Aim Donor specific antibodies (DSA) directed to mismatched HLA-DQB antigens are the most prevalent DSA after transplantation. Such DSA have been implicated in the pathogenesis of chronic antibody mediated rejection and graft loss. Currently, patients listed for deceased donor kidney transplantation receive priority points for each HLA-DR, but not DQ, matched with their donor. We aimed to determine whether HLA-DR matching impacts the formation of DQB DSA. Methods Our study population included 567 patients without pre-transplant DSA who received kidney transplantation from Jan 1st 2009 to Dec 31st 2014. HLA typing of recipients and donors was performed by SSO/SSP. Pre- and post-transplant testing of anti-HLA antibodies was performed using solid phase assay (One Lambda). Prospective T and B cell crossmatches were performed in all cases by flow cytometry. Results Out of 567 patients, 72 (13%) had zero, 215 (38%) had one and 280 (49%) had two DR mismatches (mm) with their respective donor.
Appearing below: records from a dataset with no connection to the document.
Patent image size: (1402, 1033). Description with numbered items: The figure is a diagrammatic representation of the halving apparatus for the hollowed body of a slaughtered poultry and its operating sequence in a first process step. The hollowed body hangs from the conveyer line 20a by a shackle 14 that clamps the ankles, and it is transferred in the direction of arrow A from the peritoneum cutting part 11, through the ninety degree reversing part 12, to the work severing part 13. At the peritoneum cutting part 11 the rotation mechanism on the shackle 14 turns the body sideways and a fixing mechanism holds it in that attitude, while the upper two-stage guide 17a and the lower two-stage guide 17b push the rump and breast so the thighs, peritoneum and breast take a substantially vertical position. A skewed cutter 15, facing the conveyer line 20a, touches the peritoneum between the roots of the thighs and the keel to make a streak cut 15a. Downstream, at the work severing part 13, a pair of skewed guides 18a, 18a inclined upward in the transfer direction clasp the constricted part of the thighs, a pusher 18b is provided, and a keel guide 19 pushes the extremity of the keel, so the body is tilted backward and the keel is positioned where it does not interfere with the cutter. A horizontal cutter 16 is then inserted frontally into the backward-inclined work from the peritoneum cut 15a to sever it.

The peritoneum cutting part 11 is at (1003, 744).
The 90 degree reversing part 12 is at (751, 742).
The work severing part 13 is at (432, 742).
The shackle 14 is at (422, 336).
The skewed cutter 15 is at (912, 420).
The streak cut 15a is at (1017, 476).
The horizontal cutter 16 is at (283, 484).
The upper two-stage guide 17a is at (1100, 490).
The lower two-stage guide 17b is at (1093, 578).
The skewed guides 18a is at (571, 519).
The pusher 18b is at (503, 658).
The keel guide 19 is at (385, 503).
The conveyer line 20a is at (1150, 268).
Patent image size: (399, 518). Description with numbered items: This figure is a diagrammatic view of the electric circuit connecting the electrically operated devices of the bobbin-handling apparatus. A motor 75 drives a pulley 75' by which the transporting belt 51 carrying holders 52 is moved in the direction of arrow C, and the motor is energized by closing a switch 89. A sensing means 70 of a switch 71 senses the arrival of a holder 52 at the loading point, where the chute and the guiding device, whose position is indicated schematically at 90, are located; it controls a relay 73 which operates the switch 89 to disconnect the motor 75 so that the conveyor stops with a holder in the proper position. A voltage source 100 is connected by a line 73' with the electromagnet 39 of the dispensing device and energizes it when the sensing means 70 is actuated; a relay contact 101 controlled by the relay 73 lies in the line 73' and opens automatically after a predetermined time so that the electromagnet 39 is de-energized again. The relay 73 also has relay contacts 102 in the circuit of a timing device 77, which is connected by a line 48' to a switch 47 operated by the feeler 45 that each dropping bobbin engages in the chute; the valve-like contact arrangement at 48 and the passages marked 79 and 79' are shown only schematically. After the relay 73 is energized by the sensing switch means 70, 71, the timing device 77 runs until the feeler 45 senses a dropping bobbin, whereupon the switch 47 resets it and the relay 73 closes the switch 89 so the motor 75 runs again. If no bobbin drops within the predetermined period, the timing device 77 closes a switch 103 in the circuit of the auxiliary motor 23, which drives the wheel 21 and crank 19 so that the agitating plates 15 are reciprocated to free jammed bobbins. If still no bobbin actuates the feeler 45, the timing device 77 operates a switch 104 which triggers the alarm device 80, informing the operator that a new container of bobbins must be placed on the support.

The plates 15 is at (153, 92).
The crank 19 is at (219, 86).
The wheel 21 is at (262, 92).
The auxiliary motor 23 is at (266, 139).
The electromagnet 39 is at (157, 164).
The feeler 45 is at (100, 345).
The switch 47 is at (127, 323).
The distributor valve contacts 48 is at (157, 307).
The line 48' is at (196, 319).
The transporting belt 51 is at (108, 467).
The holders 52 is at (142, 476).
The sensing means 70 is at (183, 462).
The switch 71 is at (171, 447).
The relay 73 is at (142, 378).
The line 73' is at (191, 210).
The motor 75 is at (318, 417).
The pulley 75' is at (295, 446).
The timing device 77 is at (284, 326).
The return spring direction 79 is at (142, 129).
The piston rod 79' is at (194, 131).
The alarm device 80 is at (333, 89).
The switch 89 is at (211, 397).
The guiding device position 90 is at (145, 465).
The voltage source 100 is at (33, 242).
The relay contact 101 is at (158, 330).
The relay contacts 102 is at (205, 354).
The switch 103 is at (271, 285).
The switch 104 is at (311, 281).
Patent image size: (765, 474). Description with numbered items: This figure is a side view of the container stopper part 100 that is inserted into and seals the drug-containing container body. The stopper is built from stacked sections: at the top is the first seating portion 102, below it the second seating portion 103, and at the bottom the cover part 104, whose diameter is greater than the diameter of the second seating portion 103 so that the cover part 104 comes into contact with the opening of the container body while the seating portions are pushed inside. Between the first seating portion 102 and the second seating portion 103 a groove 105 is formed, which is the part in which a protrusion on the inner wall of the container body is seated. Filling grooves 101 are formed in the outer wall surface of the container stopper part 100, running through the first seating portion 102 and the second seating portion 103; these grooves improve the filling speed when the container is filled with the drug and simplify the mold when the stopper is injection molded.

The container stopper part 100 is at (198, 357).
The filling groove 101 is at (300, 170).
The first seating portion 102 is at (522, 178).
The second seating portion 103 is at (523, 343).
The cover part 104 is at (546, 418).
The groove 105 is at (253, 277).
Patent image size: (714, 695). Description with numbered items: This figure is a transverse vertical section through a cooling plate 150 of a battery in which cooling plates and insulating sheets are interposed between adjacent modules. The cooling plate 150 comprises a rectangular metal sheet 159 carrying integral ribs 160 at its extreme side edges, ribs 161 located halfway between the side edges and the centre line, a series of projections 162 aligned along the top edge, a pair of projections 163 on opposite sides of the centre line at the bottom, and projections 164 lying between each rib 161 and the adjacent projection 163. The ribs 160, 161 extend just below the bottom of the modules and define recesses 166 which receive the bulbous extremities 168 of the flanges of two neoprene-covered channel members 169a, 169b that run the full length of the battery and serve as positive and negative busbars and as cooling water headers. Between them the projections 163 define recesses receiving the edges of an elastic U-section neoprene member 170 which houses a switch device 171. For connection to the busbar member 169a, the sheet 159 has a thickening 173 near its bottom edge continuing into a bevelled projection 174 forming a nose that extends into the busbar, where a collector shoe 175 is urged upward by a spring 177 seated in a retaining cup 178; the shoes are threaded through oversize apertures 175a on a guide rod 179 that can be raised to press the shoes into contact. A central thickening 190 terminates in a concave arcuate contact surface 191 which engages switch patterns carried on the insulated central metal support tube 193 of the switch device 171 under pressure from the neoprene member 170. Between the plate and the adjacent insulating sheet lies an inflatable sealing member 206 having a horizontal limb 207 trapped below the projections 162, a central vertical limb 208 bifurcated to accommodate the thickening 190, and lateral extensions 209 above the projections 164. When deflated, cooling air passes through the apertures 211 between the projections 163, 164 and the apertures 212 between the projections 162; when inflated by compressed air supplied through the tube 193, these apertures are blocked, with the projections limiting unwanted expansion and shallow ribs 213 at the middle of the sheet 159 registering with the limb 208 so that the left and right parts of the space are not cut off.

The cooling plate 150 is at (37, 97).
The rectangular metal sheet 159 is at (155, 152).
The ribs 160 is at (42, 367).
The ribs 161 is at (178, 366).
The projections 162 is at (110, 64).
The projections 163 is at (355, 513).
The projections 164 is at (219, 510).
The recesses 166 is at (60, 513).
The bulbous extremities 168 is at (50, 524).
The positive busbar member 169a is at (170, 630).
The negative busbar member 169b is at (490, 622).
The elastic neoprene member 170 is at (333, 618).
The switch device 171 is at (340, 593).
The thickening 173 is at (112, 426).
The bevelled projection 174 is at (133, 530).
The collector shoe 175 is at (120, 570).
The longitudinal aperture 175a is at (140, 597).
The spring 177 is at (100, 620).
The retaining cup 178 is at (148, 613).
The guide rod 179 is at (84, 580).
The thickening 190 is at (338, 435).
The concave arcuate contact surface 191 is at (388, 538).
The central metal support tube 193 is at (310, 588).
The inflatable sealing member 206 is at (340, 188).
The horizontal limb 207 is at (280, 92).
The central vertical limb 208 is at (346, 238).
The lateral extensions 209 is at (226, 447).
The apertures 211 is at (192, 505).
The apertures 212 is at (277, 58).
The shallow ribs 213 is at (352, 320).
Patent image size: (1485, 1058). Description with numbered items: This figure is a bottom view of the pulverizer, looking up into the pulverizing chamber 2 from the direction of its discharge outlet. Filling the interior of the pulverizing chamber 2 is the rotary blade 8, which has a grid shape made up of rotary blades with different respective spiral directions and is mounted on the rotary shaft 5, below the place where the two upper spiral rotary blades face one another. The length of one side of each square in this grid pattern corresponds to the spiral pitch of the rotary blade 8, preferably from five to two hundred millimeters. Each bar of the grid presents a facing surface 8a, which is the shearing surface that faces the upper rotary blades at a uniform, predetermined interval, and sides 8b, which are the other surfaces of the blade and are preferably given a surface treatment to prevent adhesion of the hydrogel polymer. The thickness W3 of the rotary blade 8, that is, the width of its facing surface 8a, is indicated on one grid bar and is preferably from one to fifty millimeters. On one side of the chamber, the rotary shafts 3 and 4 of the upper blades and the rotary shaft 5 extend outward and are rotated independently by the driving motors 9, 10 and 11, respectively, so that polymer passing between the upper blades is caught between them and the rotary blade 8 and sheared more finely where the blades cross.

Overall, during the follow-up interval (median 4.6 years), 92 (16%) patients developed DSA. Twenty-four patients (4%) developed class I DSA, 44 (8%) had cl II DSA and 24 (4%) had cl I and II DSA. Among patients with zero HLA-DR mismatches, only 9% developed DSA. These DSA were directed to the mismatched HLA class I antigens and, in only one case, to a mismatched DQB antigen. The percent of patients who developed DSA was significantly higher in the groups with 1 or 2 DR mm, namely 19% and 14%, respectively (p = 0.0002) The highest number of DQB DSA was observed in the group with 1 DR mm (Table 1). Conclusions Our results indicate that zero HLA-DR mm represents an acceptable surrogate for the absence of de novo DQB DSA. We suggest that the number of priority points received by patients with zero HLA-DR mm should be increased. This may limit the number of patients who develop de novo DQB DSA, resulting in improved transplant outcomes. No additional points are warranted for a single DR match, which does not appear to have any protective effect.